Grubstreet posted an ad that is head-scratching.  The ad is for a writer (not a critic!) to eat their way through the city for a year and write something weekly about it. The post is rooted in an idea of food as a hedonistic device – performance gluttony (“Ever considered ordering the mutton chop and the steak-and-lobster duo at Keens?”).  The ad literally asks for someone to stuff their face and then regurgitate the meals in the form of 800 words.  It is the exact opposite of everything we have recently learned (or thought we learned) about how to think about food.  It’s a call for a job that combines the subtlety of Guy Fieri, the sensitivity of Andrew Zimmern, and the discerning palate of Joey Chestnut. There are many people trying to scrape out a living by writing passionately about food relying on newsletter income and Patreon donations.  One, or perhaps a revolving group, of those writers would be a better use of the budget and precious real estate.  To be fair, Grubstreet has been covering many of the important stories of the new dining world, but this is a misstep.  It also stands in contrast to the recent decision by Washington City Paper to hire a take-out critic – taking seriously a category often maligned and overlooked as serious food. A thoughtful critic could do much to enlighten this segment of the dining world.  And there are many other segments that could use thoughtful voices finding interesting stories.

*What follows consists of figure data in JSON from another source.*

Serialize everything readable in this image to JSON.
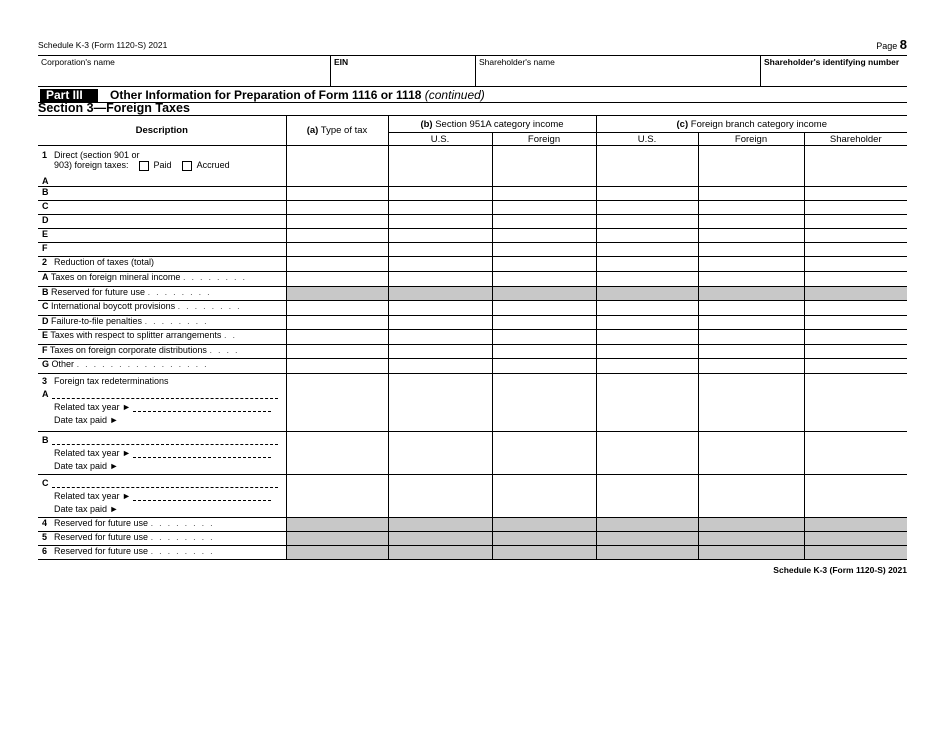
{
  "header": {
    "form_title": "Schedule K-3 (Form 1120-S) 2021",
    "page_label": "Page",
    "page_number": "8"
  },
  "id_fields": {
    "corporation": "Corporation's name",
    "ein": "EIN",
    "shareholder": "Shareholder's name",
    "shareholder_id": "Shareholder's identifying number"
  },
  "part": {
    "tag": "Part III",
    "title": "Other Information for Preparation of Form 1116 or 1118",
    "title_suffix": "(continued)"
  },
  "section": "Section 3—Foreign Taxes",
  "columns": {
    "description": "Description",
    "a_bold": "(a)",
    "a": "Type of tax",
    "b_bold": "(b)",
    "b": "Section 951A category income",
    "c_bold": "(c)",
    "c": "Foreign branch category income",
    "us": "U.S.",
    "foreign": "Foreign",
    "us2": "U.S.",
    "foreign2": "Foreign",
    "shareholder": "Shareholder"
  },
  "line1": {
    "num": "1",
    "text1": "Direct (section 901 or",
    "text2": "903) foreign taxes:",
    "paid": "Paid",
    "accrued": "Accrued",
    "paid_checked": false,
    "accrued_checked": false,
    "subs": [
      "A",
      "B",
      "C",
      "D",
      "E",
      "F"
    ]
  },
  "line2": {
    "num": "2",
    "text": "Reduction of taxes (total)",
    "items": [
      {
        "l": "A",
        "t": "Taxes on foreign mineral income",
        "shade": false
      },
      {
        "l": "B",
        "t": "Reserved for future use",
        "shade": true
      },
      {
        "l": "C",
        "t": "International boycott provisions",
        "shade": false
      },
      {
        "l": "D",
        "t": "Failure-to-file penalties",
        "shade": false
      },
      {
        "l": "E",
        "t": "Taxes with respect to splitter arrangements",
        "shade": false
      },
      {
        "l": "F",
        "t": "Taxes on foreign corporate distributions",
        "shade": false
      },
      {
        "l": "G",
        "t": "Other",
        "shade": false
      }
    ]
  },
  "line3": {
    "num": "3",
    "text": "Foreign tax redeterminations",
    "related": "Related tax year ►",
    "date": "Date tax paid ►",
    "subs": [
      "A",
      "B",
      "C"
    ]
  },
  "reserved": [
    {
      "n": "4",
      "t": "Reserved for future use"
    },
    {
      "n": "5",
      "t": "Reserved for future use"
    },
    {
      "n": "6",
      "t": "Reserved for future use"
    }
  ],
  "footer": "Schedule K-3 (Form 1120-S) 2021"
}
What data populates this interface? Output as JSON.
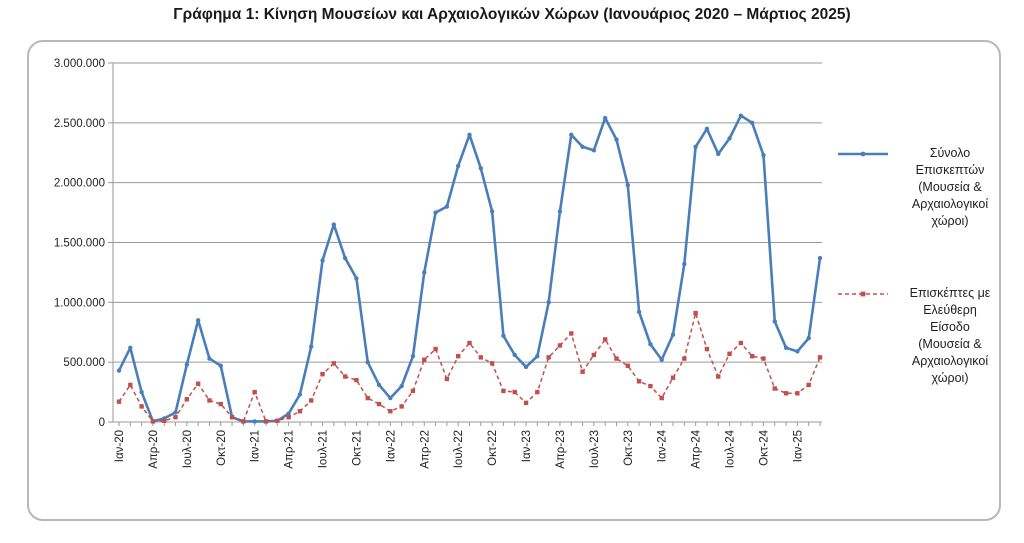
{
  "title": "Γράφημα 1: Κίνηση Μουσείων και Αρχαιολογικών Χώρων (Ιανουάριος 2020 – Μάρτιος 2025)",
  "chart_data": {
    "type": "line",
    "title": "Γράφημα 1: Κίνηση Μουσείων και Αρχαιολογικών Χώρων (Ιανουάριος 2020 – Μάρτιος 2025)",
    "xlabel": "",
    "ylabel": "",
    "ylim": [
      0,
      3000000
    ],
    "yticks": [
      "0",
      "500.000",
      "1.000.000",
      "1.500.000",
      "2.000.000",
      "2.500.000",
      "3.000.000"
    ],
    "ytick_values": [
      0,
      500000,
      1000000,
      1500000,
      2000000,
      2500000,
      3000000
    ],
    "grid": true,
    "legend_position": "right",
    "x": [
      "Ιαν-20",
      "Φεβ-20",
      "Μαρ-20",
      "Απρ-20",
      "Μαϊ-20",
      "Ιουν-20",
      "Ιουλ-20",
      "Αυγ-20",
      "Σεπ-20",
      "Οκτ-20",
      "Νοε-20",
      "Δεκ-20",
      "Ιαν-21",
      "Φεβ-21",
      "Μαρ-21",
      "Απρ-21",
      "Μαϊ-21",
      "Ιουν-21",
      "Ιουλ-21",
      "Αυγ-21",
      "Σεπ-21",
      "Οκτ-21",
      "Νοε-21",
      "Δεκ-21",
      "Ιαν-22",
      "Φεβ-22",
      "Μαρ-22",
      "Απρ-22",
      "Μαϊ-22",
      "Ιουν-22",
      "Ιουλ-22",
      "Αυγ-22",
      "Σεπ-22",
      "Οκτ-22",
      "Νοε-22",
      "Δεκ-22",
      "Ιαν-23",
      "Φεβ-23",
      "Μαρ-23",
      "Απρ-23",
      "Μαϊ-23",
      "Ιουν-23",
      "Ιουλ-23",
      "Αυγ-23",
      "Σεπ-23",
      "Οκτ-23",
      "Νοε-23",
      "Δεκ-23",
      "Ιαν-24",
      "Φεβ-24",
      "Μαρ-24",
      "Απρ-24",
      "Μαϊ-24",
      "Ιουν-24",
      "Ιουλ-24",
      "Αυγ-24",
      "Σεπ-24",
      "Οκτ-24",
      "Νοε-24",
      "Δεκ-24",
      "Ιαν-25",
      "Φεβ-25",
      "Μαρ-25"
    ],
    "xtick_labels": [
      {
        "index": 0,
        "label": "Ιαν-20"
      },
      {
        "index": 3,
        "label": "Απρ-20"
      },
      {
        "index": 6,
        "label": "Ιουλ-20"
      },
      {
        "index": 9,
        "label": "Οκτ-20"
      },
      {
        "index": 12,
        "label": "Ιαν-21"
      },
      {
        "index": 15,
        "label": "Απρ-21"
      },
      {
        "index": 18,
        "label": "Ιουλ-21"
      },
      {
        "index": 21,
        "label": "Οκτ-21"
      },
      {
        "index": 24,
        "label": "Ιαν-22"
      },
      {
        "index": 27,
        "label": "Απρ-22"
      },
      {
        "index": 30,
        "label": "Ιουλ-22"
      },
      {
        "index": 33,
        "label": "Οκτ-22"
      },
      {
        "index": 36,
        "label": "Ιαν-23"
      },
      {
        "index": 39,
        "label": "Απρ-23"
      },
      {
        "index": 42,
        "label": "Ιουλ-23"
      },
      {
        "index": 45,
        "label": "Οκτ-23"
      },
      {
        "index": 48,
        "label": "Ιαν-24"
      },
      {
        "index": 51,
        "label": "Απρ-24"
      },
      {
        "index": 54,
        "label": "Ιουλ-24"
      },
      {
        "index": 57,
        "label": "Οκτ-24"
      },
      {
        "index": 60,
        "label": "Ιαν-25"
      }
    ],
    "series": [
      {
        "name": "Σύνολο Επισκεπτών (Μουσεία & Αρχαιολογικοί χώροι)",
        "legend_lines": [
          "Σύνολο",
          "Επισκεπτών",
          "(Μουσεία &",
          "Αρχαιολογικοί",
          "χώροι)"
        ],
        "color": "#4a7ebb",
        "marker": "diamond",
        "values": [
          430000,
          620000,
          250000,
          5000,
          30000,
          80000,
          480000,
          850000,
          530000,
          470000,
          40000,
          5000,
          5000,
          5000,
          10000,
          70000,
          230000,
          630000,
          1350000,
          1650000,
          1370000,
          1200000,
          500000,
          310000,
          200000,
          300000,
          550000,
          1250000,
          1750000,
          1800000,
          2140000,
          2400000,
          2120000,
          1760000,
          720000,
          560000,
          460000,
          550000,
          1000000,
          1760000,
          2400000,
          2300000,
          2270000,
          2540000,
          2360000,
          1980000,
          920000,
          650000,
          520000,
          730000,
          1320000,
          2300000,
          2450000,
          2240000,
          2370000,
          2560000,
          2500000,
          2230000,
          840000,
          620000,
          590000,
          700000,
          1370000
        ]
      },
      {
        "name": "Επισκέπτες με Ελεύθερη Είσοδο (Μουσεία & Αρχαιολογικοί χώροι)",
        "legend_lines": [
          "Επισκέπτες με",
          "Ελεύθερη",
          "Είσοδο",
          "(Μουσεία &",
          "Αρχαιολογικοί",
          "χώροι)"
        ],
        "color": "#c0504d",
        "marker": "square",
        "dashed": true,
        "values": [
          170000,
          310000,
          130000,
          5000,
          10000,
          40000,
          190000,
          320000,
          180000,
          150000,
          40000,
          5000,
          250000,
          5000,
          10000,
          40000,
          90000,
          180000,
          400000,
          490000,
          380000,
          350000,
          200000,
          150000,
          90000,
          130000,
          260000,
          520000,
          610000,
          360000,
          550000,
          660000,
          540000,
          490000,
          260000,
          250000,
          160000,
          250000,
          540000,
          640000,
          740000,
          420000,
          560000,
          690000,
          530000,
          470000,
          340000,
          300000,
          200000,
          370000,
          530000,
          910000,
          610000,
          380000,
          570000,
          660000,
          550000,
          530000,
          280000,
          240000,
          240000,
          310000,
          540000
        ]
      }
    ]
  }
}
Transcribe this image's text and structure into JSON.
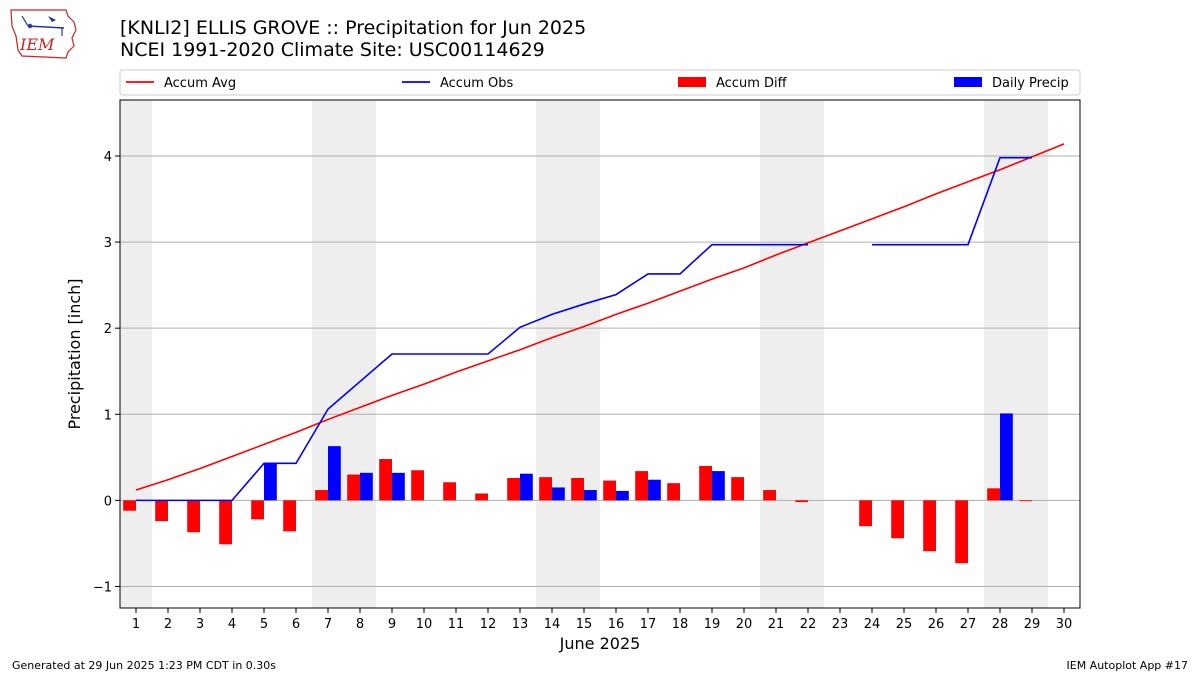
{
  "header": {
    "title": "[KNLI2] ELLIS GROVE :: Precipitation for Jun 2025",
    "subtitle": "NCEI 1991-2020 Climate Site: USC00114629"
  },
  "logo": {
    "text": "IEM",
    "icon": "iem-iowa-logo"
  },
  "footer": {
    "generated": "Generated at 29 Jun 2025 1:23 PM CDT in 0.30s",
    "app": "IEM Autoplot App #17"
  },
  "colors": {
    "avg": "#ff0000",
    "obs": "#0000ff",
    "diff": "#ff0000",
    "daily": "#0000ff",
    "weekend_band": "#eeeeee",
    "grid": "#b0b0b0"
  },
  "chart_data": {
    "type": "bar",
    "xlabel": "June 2025",
    "ylabel": "Precipitation [inch]",
    "ylim": [
      -1.25,
      4.65
    ],
    "yticks": [
      -1,
      0,
      1,
      2,
      3,
      4
    ],
    "xlim": [
      0.5,
      30.5
    ],
    "days": [
      1,
      2,
      3,
      4,
      5,
      6,
      7,
      8,
      9,
      10,
      11,
      12,
      13,
      14,
      15,
      16,
      17,
      18,
      19,
      20,
      21,
      22,
      23,
      24,
      25,
      26,
      27,
      28,
      29,
      30
    ],
    "weekend_bands": [
      [
        0.5,
        1.5
      ],
      [
        6.5,
        8.5
      ],
      [
        13.5,
        15.5
      ],
      [
        20.5,
        22.5
      ],
      [
        27.5,
        29.5
      ]
    ],
    "grid": "horizontal",
    "legend_placement": "top",
    "legend": [
      {
        "label": "Accum Avg",
        "kind": "line",
        "color": "#ff0000"
      },
      {
        "label": "Accum Obs",
        "kind": "line",
        "color": "#0000ff"
      },
      {
        "label": "Accum Diff",
        "kind": "bar",
        "color": "#ff0000"
      },
      {
        "label": "Daily Precip",
        "kind": "bar",
        "color": "#0000ff"
      }
    ],
    "series": [
      {
        "name": "Accum Avg",
        "type": "line",
        "values": [
          0.12,
          0.24,
          0.37,
          0.51,
          0.65,
          0.79,
          0.94,
          1.08,
          1.22,
          1.35,
          1.49,
          1.62,
          1.75,
          1.89,
          2.02,
          2.16,
          2.29,
          2.43,
          2.57,
          2.7,
          2.85,
          2.99,
          3.13,
          3.27,
          3.41,
          3.56,
          3.7,
          3.84,
          3.99,
          4.14
        ]
      },
      {
        "name": "Accum Obs",
        "type": "line",
        "values": [
          0,
          0,
          0,
          0,
          0.43,
          0.43,
          1.06,
          1.38,
          1.7,
          1.7,
          1.7,
          1.7,
          2.01,
          2.16,
          2.28,
          2.39,
          2.63,
          2.63,
          2.97,
          2.97,
          2.97,
          2.97,
          null,
          2.97,
          2.97,
          2.97,
          2.97,
          3.98,
          3.98,
          null
        ]
      },
      {
        "name": "Accum Diff",
        "type": "bar",
        "values": [
          -0.12,
          -0.24,
          -0.37,
          -0.51,
          -0.22,
          -0.36,
          0.12,
          0.3,
          0.48,
          0.35,
          0.21,
          0.08,
          0.26,
          0.27,
          0.26,
          0.23,
          0.34,
          0.2,
          0.4,
          0.27,
          0.12,
          -0.02,
          null,
          -0.3,
          -0.44,
          -0.59,
          -0.73,
          0.14,
          -0.01,
          null
        ]
      },
      {
        "name": "Daily Precip",
        "type": "bar",
        "values": [
          0,
          0,
          0,
          0,
          0.43,
          0,
          0.63,
          0.32,
          0.32,
          0,
          0,
          0,
          0.31,
          0.15,
          0.12,
          0.11,
          0.24,
          0,
          0.34,
          0,
          0,
          0,
          null,
          0,
          0,
          0,
          0,
          1.01,
          0,
          null
        ]
      }
    ]
  }
}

Hanna Raskin at The Counter, takes a step toward returning to full reviews.  She does a write-up of her visits to The Continental, one of a trio of new spots Sean Brock opened recently in Nashville.  But Raskin is careful to note her words do not add up to a review: “This, by the way, is not a restaurant review. I know it looks like one, what with the words and all. But there’s a methodology to formal reviews: Namely, I make multiple anonymous and unannounced visits to a restaurant that’s been open for at least one month before putting up my assessment.”  Raskin stopped writing reviews in early 2020, “Now, though, it’s time to get back to work on behalf of the eaters who deserve fantastic meals after so much turmoil and tragedy.”

For this site, we initially thought maybe reviews could start up again around Labor Day.  But Delta Variant hit in August and it is clear life has yet to return to something stable enough to support a review that can stand up.  So we continue to not rate, other than our threshold question of whether we would recommend a place.

A twenty-year veteran of the restaurant industry pens a break-up note that seems to encapsulate one key factor in the labor shortage.  Workers were laid off, had time to think, and realized much of the industry is irredeemably broken.  They are not coming back.  This seems like an interesting story.  I wonder if someone at Grubstreet would want to write about?